Actuator 預設開啟了一些指標的收集，比如 system, jvm, http，可以通過配置關閉它們。其實僅僅是我們需要關閉，因為我們已經接了 jmx exporter 了。

management.metrics.enable.jvm=false
management.metrics.enable.process=false
management.metrics.enable.system=false

如果不希望 Web 應用的 Actuator 管理埠和應用埠重合的話，可以使用 management.server.port 設定獨立的埠。這是好的實踐，可以看到黑客針對 actuator 的攻擊，但是換了埠號，不暴露公網問題會少很多。

1management.server.port=xxxx

配置 spring bean

TimedAspect 的 Tags.empty() 是故意的，防止產生太長的 class 名稱對 prometheus 造成壓力。

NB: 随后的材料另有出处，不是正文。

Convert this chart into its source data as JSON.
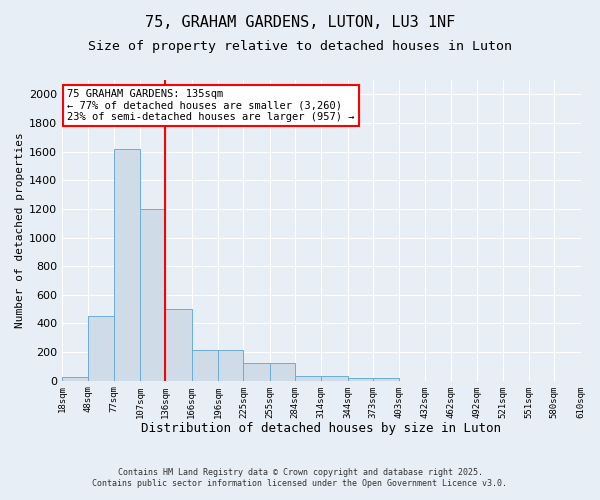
{
  "title": "75, GRAHAM GARDENS, LUTON, LU3 1NF",
  "subtitle": "Size of property relative to detached houses in Luton",
  "xlabel": "Distribution of detached houses by size in Luton",
  "ylabel": "Number of detached properties",
  "bin_edges": [
    18,
    48,
    77,
    107,
    136,
    166,
    196,
    225,
    255,
    284,
    314,
    344,
    373,
    403,
    432,
    462,
    492,
    521,
    551,
    580,
    610
  ],
  "bar_heights": [
    25,
    455,
    1620,
    1200,
    500,
    215,
    215,
    125,
    125,
    35,
    35,
    20,
    20,
    0,
    0,
    0,
    0,
    0,
    0,
    0
  ],
  "bar_color": "#cfdce8",
  "bar_edgecolor": "#6baed6",
  "redline_x": 136,
  "ylim": [
    0,
    2100
  ],
  "yticks": [
    0,
    200,
    400,
    600,
    800,
    1000,
    1200,
    1400,
    1600,
    1800,
    2000
  ],
  "annotation_line1": "75 GRAHAM GARDENS: 135sqm",
  "annotation_line2": "← 77% of detached houses are smaller (3,260)",
  "annotation_line3": "23% of semi-detached houses are larger (957) →",
  "footer_line1": "Contains HM Land Registry data © Crown copyright and database right 2025.",
  "footer_line2": "Contains public sector information licensed under the Open Government Licence v3.0.",
  "bg_color": "#e8eef5",
  "plot_bg_color": "#e8eef5",
  "grid_color": "#ffffff",
  "title_fontsize": 11,
  "subtitle_fontsize": 9.5,
  "ylabel_fontsize": 8,
  "xlabel_fontsize": 9,
  "ytick_fontsize": 8,
  "xtick_fontsize": 6.5
}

@PropertySource(value = {"classpath:/micrometer.properties"})
@Configuration
public class MetricsConfig {

    @Bean
    public TimedAspect timedAspect(MeterRegistry registry) {
        return new TimedAspect(registry, (pjp) -> Tags.empty());
    }

    @Bean
    public CountedAspect countedAspect(MeterRegistry registry) {
        return new CountedAspect(registry);
    }

    @Bean
    public PrometheusMetricScrapeEndpoint prometheusMetricScrapeEndpoint(CollectorRegistry collectorRegistry) {
        return new PrometheusMetricScrapeEndpoint(collectorRegistry);
    }

    @Bean
    public PrometheusMetricScrapeMvcEndpoint prometheusMvcEndpoint(PrometheusMetricScrapeEndpoint delegate) {
        return new PrometheusMetricScrapeMvcEndpoint(delegate);
    }

}

應用接入時，引入 micrometer-spring-boot-starter 依賴

<dependency>
  <groupId>xxx</groupId>
  <artifactId>micrometer-spring-boot-starter</artifactId>
</dependency>

現在，就可以通過訪問 http://ip:port/actuator/prome...，來檢視 Micrometer 記錄的資料。

自定義業務指標

Micrometer 內建了 Counted 和 Timed 兩個 annotation。可以通過在對應的方法上加上 @Timed 和 @Counted 註解，來收集方法的呼叫次數，時間和是否發生異常等資訊。

@Timed

如果想要記錄列印方法的呼叫次數和時間，需要給 print 方法加上 @Timed 註解，並給指標定義一個名稱。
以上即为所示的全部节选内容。